Potential living donors meet with a transplant surgeon and a transplant coordinator during the evaluation process to discuss the possibility of organ donation. We perform tissue typing and other tests to determine if the potential donor is suitable. In some families, several people are suitable donors; in others, no suitable living donors are found.
To learn more about the evaluation and transplant process for living donors, visit Living Donor Kidney Transplant.
Deceased donor transplants
The Uniform Anatomical Gift Act allows people to donate organs for transplant when they die and allows their families to provide permission as well. All donors are carefully screened to prevent disease transmission. After permission for donation is granted, the donor's kidneys are removed and stored until a recipient is chosen.
Waiting for a donor kidney
If your family and the medical team decide that a transplant from a deceased donor is your child's best option, your child will be placed on a national transplant waiting list. They will have monthly blood tests to check their antibody levels. The length of the waiting period depends on the availability of a cadaver donor compatible with your child's blood type and antibody level.
When a kidney becomes available, your child's referring kidney specialist is contacted for medical approval. UCSF's transplant service will verify that your child hasn't had any recent infections or medical problems that would interfere with a safe transplant. We will tell you when a cadaver kidney becomes available and will help you make transportation arrangements if needed.
Kidney transplant surgery
A kidney transplant takes two to four hours. During the operation, the transplanted kidney is placed in the pelvis rather than the usual location in the back. (Your child's own kidney won't be removed.) The artery that carries blood to the kidney and the vein that carries blood out of it are surgically connected to two blood vessels in the pelvis. The ureter, the tube that carries urine from the kidney to the bladder, is transplanted through an incision in the bladder.
After the operation, your child is taken to the recovery room for a few hours, then returned to the Kidney Transplant Unit. The surgeon will let you know when the procedure is over.

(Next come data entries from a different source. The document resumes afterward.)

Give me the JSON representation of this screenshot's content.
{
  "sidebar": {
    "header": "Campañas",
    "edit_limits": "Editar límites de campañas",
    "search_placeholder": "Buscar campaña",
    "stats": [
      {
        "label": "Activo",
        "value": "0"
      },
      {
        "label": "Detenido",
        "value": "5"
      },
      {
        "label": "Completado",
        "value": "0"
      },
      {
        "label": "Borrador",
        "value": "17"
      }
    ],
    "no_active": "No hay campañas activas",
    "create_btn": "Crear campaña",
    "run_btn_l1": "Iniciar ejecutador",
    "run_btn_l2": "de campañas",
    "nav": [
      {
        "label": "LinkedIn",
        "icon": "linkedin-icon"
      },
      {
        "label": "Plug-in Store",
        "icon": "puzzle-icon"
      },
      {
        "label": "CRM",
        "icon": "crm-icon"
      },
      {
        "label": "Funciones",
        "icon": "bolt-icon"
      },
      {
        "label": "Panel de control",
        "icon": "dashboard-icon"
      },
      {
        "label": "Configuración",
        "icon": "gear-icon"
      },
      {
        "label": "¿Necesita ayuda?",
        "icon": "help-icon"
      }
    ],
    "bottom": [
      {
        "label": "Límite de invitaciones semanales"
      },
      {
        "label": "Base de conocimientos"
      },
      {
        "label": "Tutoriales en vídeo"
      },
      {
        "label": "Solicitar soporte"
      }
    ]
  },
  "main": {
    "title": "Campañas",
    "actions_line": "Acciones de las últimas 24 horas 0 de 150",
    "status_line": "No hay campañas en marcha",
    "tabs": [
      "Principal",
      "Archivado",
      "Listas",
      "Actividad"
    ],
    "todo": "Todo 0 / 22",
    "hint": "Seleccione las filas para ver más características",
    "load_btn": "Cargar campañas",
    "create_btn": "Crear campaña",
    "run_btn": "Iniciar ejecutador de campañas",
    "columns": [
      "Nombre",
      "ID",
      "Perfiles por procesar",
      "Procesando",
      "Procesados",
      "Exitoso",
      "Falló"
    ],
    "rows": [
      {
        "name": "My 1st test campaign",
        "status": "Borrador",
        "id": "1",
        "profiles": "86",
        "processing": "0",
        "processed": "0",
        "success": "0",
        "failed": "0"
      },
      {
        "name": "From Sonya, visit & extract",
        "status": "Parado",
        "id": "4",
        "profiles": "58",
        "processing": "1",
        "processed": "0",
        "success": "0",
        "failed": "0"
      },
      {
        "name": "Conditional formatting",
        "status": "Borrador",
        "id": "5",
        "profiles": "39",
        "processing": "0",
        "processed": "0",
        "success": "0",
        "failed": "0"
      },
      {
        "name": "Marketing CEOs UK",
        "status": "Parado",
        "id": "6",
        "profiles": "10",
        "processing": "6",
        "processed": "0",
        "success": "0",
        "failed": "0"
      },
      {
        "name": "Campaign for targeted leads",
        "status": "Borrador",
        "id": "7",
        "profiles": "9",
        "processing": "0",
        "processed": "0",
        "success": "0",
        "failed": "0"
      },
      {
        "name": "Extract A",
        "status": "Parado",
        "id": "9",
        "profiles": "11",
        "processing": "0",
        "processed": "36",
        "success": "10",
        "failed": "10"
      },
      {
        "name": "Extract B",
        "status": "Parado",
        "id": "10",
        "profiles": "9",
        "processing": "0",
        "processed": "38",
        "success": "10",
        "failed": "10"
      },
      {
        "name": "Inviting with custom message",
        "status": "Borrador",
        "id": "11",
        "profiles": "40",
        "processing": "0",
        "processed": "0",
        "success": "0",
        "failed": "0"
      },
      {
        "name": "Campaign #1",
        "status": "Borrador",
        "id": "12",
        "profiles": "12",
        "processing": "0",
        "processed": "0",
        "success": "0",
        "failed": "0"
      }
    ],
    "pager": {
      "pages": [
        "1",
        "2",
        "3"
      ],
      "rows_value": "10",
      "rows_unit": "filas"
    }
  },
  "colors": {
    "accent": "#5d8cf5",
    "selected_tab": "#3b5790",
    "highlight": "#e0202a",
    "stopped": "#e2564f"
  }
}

We'll encourage your child to get out of bed 12 to 24 hours after surgery to walk around the unit. Before discharging your child from the hospital, nurses will discuss post-transplant medications and their side effects, as well as nutrition guidelines after transplant, with your family.
A cadaver kidney may be temporarily slow in functioning, a condition called "sleepy kidney" or acute tubular necrosis. A sleepy kidney usually starts working in two to four weeks. Until then, your child may need dialysis a few times. This won't harm the kidney.